I knew what it was. I loved her.

“She’s alive,” I said again, more to myself than to them. “Roman and Lev will have her by now.”

Viktor grinned. “You really trust them that much?”

“No,” I said flatly. “But I’ll kill them if they fail.”

That shut him up.

My phone buzzed against the coffee table, and I reached for it at once. I didn’t even look at the name on the screen before I answered it.

“Markov,” I barked.

“She’s out,” Roman’s voice answered, half-drowned out by the wind. Relief hit me like a physical thing. I felt the breath leave my lungs and then come back ragged.

For a second all I could do was listen: the slap of waves, the high edge in Lev’s voice, somewhere beside him, Roman’s own breath, like a metronome of people who’d just run a riot. “Say that again.”

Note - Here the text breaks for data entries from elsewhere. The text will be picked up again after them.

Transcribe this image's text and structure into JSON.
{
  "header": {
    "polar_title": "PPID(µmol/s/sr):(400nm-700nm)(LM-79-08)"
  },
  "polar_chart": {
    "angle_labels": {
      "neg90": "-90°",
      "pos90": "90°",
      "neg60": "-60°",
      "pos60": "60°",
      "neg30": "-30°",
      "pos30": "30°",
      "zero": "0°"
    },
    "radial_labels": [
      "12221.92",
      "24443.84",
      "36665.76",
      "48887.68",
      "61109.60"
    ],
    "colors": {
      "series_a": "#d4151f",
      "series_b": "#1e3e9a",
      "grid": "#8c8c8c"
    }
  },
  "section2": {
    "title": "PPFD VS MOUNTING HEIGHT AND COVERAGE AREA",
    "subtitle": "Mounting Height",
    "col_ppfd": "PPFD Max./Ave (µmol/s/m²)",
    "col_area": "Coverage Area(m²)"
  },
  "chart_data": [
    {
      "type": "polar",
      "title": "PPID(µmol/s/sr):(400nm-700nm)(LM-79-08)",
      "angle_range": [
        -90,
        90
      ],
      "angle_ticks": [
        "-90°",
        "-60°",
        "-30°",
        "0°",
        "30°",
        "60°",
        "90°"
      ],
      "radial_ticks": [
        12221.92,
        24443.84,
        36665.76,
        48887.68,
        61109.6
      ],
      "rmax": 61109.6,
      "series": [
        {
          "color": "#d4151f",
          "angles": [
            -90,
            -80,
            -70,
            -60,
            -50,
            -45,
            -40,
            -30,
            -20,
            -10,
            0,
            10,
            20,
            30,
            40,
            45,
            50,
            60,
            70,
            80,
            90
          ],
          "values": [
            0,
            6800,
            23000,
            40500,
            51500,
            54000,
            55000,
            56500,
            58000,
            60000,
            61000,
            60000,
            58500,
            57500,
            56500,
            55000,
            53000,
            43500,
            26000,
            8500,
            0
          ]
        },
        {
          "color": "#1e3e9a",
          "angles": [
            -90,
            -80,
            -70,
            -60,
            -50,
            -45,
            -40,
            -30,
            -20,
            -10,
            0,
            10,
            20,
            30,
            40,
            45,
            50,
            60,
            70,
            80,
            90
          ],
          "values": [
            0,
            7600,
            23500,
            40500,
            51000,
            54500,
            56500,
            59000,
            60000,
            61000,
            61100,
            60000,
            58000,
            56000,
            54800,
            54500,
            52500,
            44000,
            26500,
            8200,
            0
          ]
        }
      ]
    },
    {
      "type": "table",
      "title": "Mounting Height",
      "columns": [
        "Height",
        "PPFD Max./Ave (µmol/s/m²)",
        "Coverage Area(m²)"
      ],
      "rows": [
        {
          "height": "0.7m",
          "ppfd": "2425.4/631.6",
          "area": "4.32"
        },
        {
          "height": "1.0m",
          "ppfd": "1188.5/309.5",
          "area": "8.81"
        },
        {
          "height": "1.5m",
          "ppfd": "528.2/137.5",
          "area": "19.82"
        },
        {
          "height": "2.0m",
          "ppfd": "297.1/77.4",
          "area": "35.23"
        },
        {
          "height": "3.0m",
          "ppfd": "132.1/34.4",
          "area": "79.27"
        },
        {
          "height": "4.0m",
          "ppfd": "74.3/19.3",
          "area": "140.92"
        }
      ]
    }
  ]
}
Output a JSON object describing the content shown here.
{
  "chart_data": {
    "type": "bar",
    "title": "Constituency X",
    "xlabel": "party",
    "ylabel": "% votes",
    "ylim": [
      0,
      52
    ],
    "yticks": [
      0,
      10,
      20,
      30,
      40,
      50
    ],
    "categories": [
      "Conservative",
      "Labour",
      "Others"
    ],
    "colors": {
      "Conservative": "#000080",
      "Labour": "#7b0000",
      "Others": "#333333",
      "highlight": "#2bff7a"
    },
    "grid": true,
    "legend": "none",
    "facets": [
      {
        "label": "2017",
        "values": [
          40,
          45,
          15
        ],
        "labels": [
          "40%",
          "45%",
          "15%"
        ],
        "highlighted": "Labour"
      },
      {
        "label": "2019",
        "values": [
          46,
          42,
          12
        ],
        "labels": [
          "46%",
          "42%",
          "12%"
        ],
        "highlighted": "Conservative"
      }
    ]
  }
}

“She’s out,” Roman repeated. “We’ve got her. She’s with us, Dmitri. She’s… she’s okay.” His words were quick and clipped, like he didn’t trust any of them to be true if he delivered them slowly.

I shouldn’t have felt the way I did—euphoria, hot and stupid—but there it was anyway. My hands curled around the phone so hard my knuckles whitened. “Where are you taking her?”

“Safehouse for the night,” Lev’s voice cut in, rough and amused in a way that said maybe he’d been thinking the same thing I had. “We’re heading inland, gonna lay low for a few hours until the heat drops.”

“You’re not bringing her straight here?” I asked, my voice rising in pitch a little bit.

“We need to move fast,” Roman said. “We can’t risk ARCHEON or Revenant tracing a route back to Viktor’s penthouse.” A pause. Then, softer, “She says she’s fine by the way. She’s stubborn as hell.”

I barked a laugh that tasted like metal. “Of course she is.”

“Listen, brother, we’ll take care of her. Don’t worry about us,” Roman ended abruptly, and then the phone call dropped with a burst of static. I pulled the phone away from my ear and stared at the screen for a long moment before I tossed it onto the table. It clattered once and spun, settling beside Viktor’s ashtray.

“Well?” he asked, blowing a lazy stream of smoke toward the ceiling.

“They’ve got her,” I said. “She’s safe. Roman and Lev are taking her to a safehouse for the night.”

Viktor grinned like this was good news. “See? I told you they’d manage. You worry too much, Markov.”

“Funny,” I muttered, grabbing a glass from the counter and pouring myself a healthy swig of vodka that burned all the way down. “Roman and Lev are out there blowing things up, rescuing the girl we all risked our necks for, and I’m sitting here with you.”

Katya didn’t even look up from her phone. “You’re welcome.”

I ignored her, staring out at the city lights instead. The sea beyond the harbor glowed faintly in the distance from where the cargo ship was still burning. Somewhere out there, my brothers were with Kara, and for the first time in my life, I was the one left behind.

I downed the rest of my drink and set the glass down hard.

“Let them play hero tonight,” I said softly. “Tomorrow, I’ll remind them some things are meant to be shared… and some are meant to be conquered.”